The Diplomat
The need for a European pact on migration and asylum that binds all EU Member States is going to be one of the central issues of the imminent Spanish Presidency of the Council of the Union, but this will require overcoming the “difference of interests” between the “most affected” countries, such as Spain, and the northern states that do not share the “principle of solidarity”.
This is one of the main conclusions of the telematic debate organized yesterday by the Alternativas Foundation under the title Migration and Asylum in Europe: will there be a pact?, in which several experts called on Spain to finalize the Pact on Migration and Asylum during its Presidency of the EU so that it can be finalized before the European elections of 2024.

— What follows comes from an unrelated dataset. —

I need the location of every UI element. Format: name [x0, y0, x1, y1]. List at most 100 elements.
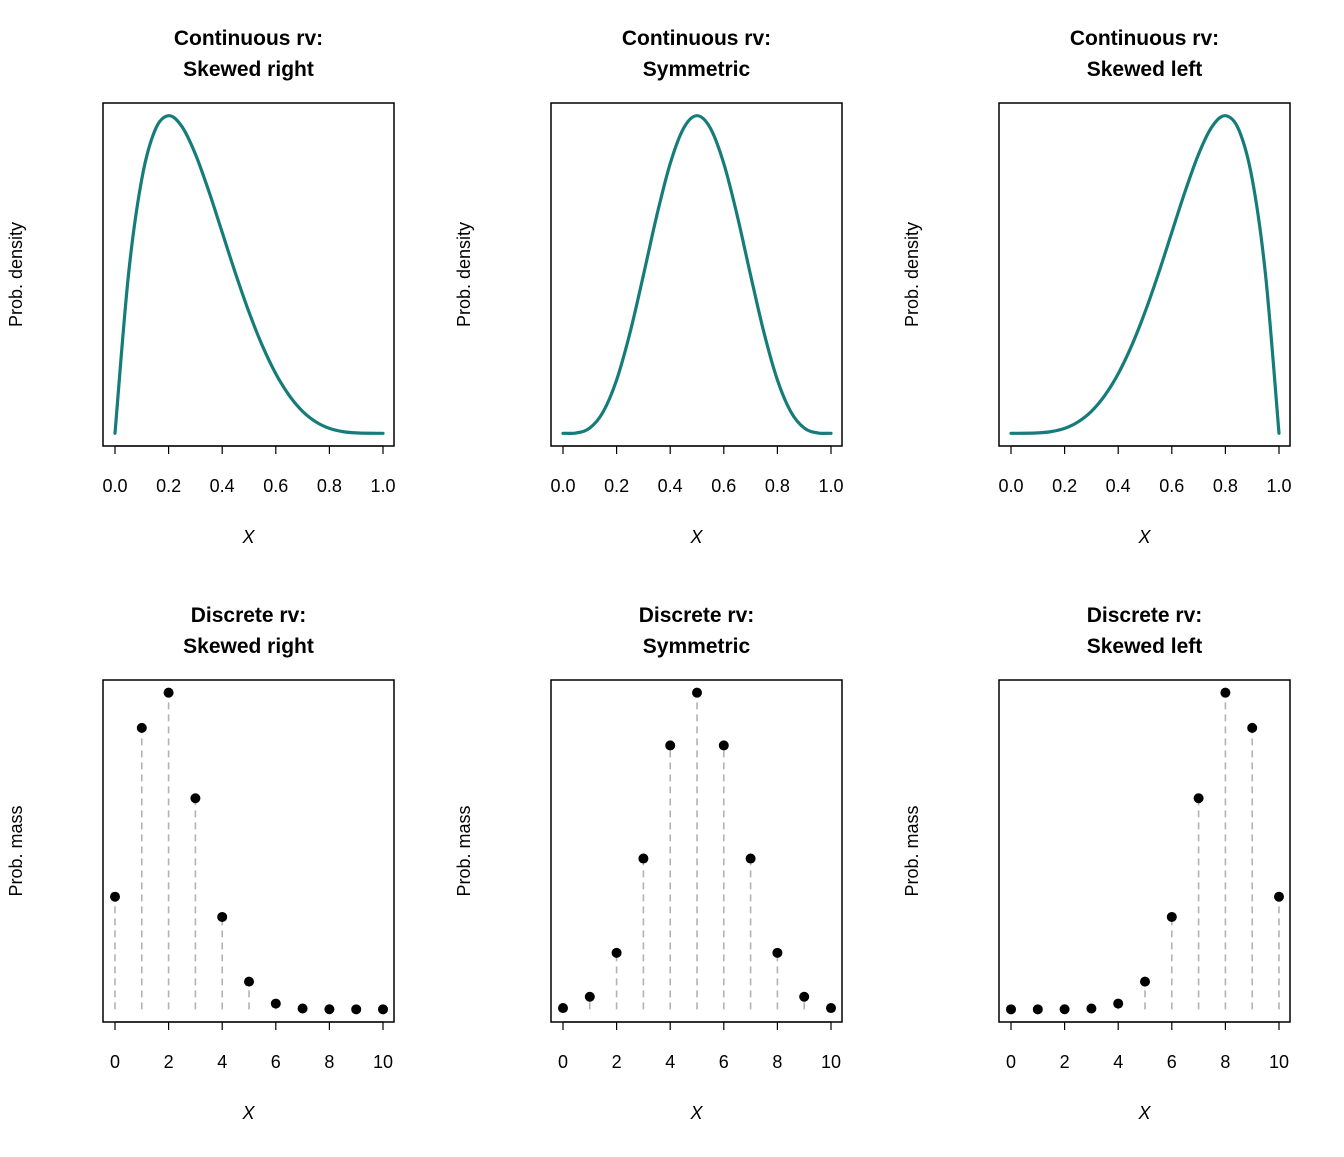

According to Juan Fernando López Aguilar, former Minister of Justice, Socialist MEP and President of the Committee on Freedoms, Justice and Home Affairs of the European Parliament, the Canary Islands route to the EU, “the deadliest of all”, is an example of the “resounding failure” to comply with European law in this area by several Member States “concerted for it”, which have been indifferent to the sum of “infringement proceedings, millionaire fines or convictions by the Court of Justice”.
In his view, Europe needs – after the migration and asylum system proposed in September 2020 by Ursula von Der Leyen’s European Commission – a new regulatory framework that strikes a “proper balance” between five legislative objectives: the replacement of the Dublin Regulation (which establishes the criteria and mechanisms for identifying which Member State is responsible for examining an asylum application submitted by a third-country national), the implementation of a crisis status for “when a Member State is unable to manage the common right of asylum”, the updating of Eurodac (the European fingerprint database to identify asylum seekers and irregular border crossers), the adoption of a protocol for external border controls (Screening) and the improvement of the regulation on common procedures and guarantees.
For her part, Nuria Díaz, coordinator of Incidents and Communication of the Spanish Refugee Aid Center (CEAR), warned that the Spanish Presidency of the EU has a “great challenge ahead” because the negotiations on the pact should be “closed before May of next year”, the date on which the European legislature ends. “Not just any pact will do, and the Spanish Presidency must make progress on a new guaranteeing agreement with refugees and migrants that finally makes the principle of solidarity between Member States, as well as that of shared responsibility, a reality,” she added.
According to Díaz, the Dublin Regulation on the allocation of responsibilities for reception “does not work” because it “does not balance the responsibilities” between the Member States and is based on “this sole criterion of assigning responsibility to the first country of entry”. Likewise, she continued, the Commission’s proposal is an “à la carte system” in which countries can choose whether to contribute through “relocation commitments, private sponsorship of returns and reinforcement of the capacities of the host country”, when the establishment of the “solidarity mechanism” between Member States is the “central issue of the problem”.
In the opinion of the executive vice-president of the Alternativas Foundation, Diego López Garrido, migration and asylum are going to be “the great challenge” in the Spanish Presidency of the EU, since “many years” have been spent pursuing a pact for human rights to be “regulated and governed” by the EU as a whole, and not as it has been until now, which is an “exclusively national competence with some small contributions from European law”.
In his opinion, this is a “pending issue” that clashes with the “reluctance and resistance” to migration and asylum that exist in each of the Member States. According to López Garrido, Spain is one of the countries “most affected” by the arrival of African citizens crossing the Mediterranean, which has become a “cemetery”, but faces the attitude of the countries further north, which, without so much migratory pressure, are not so willing to “share responsibilities for resettlement and management”. For this reason, and within this “difference of interests”, several northern states do not share the “principle of solidarity” between EU member countries.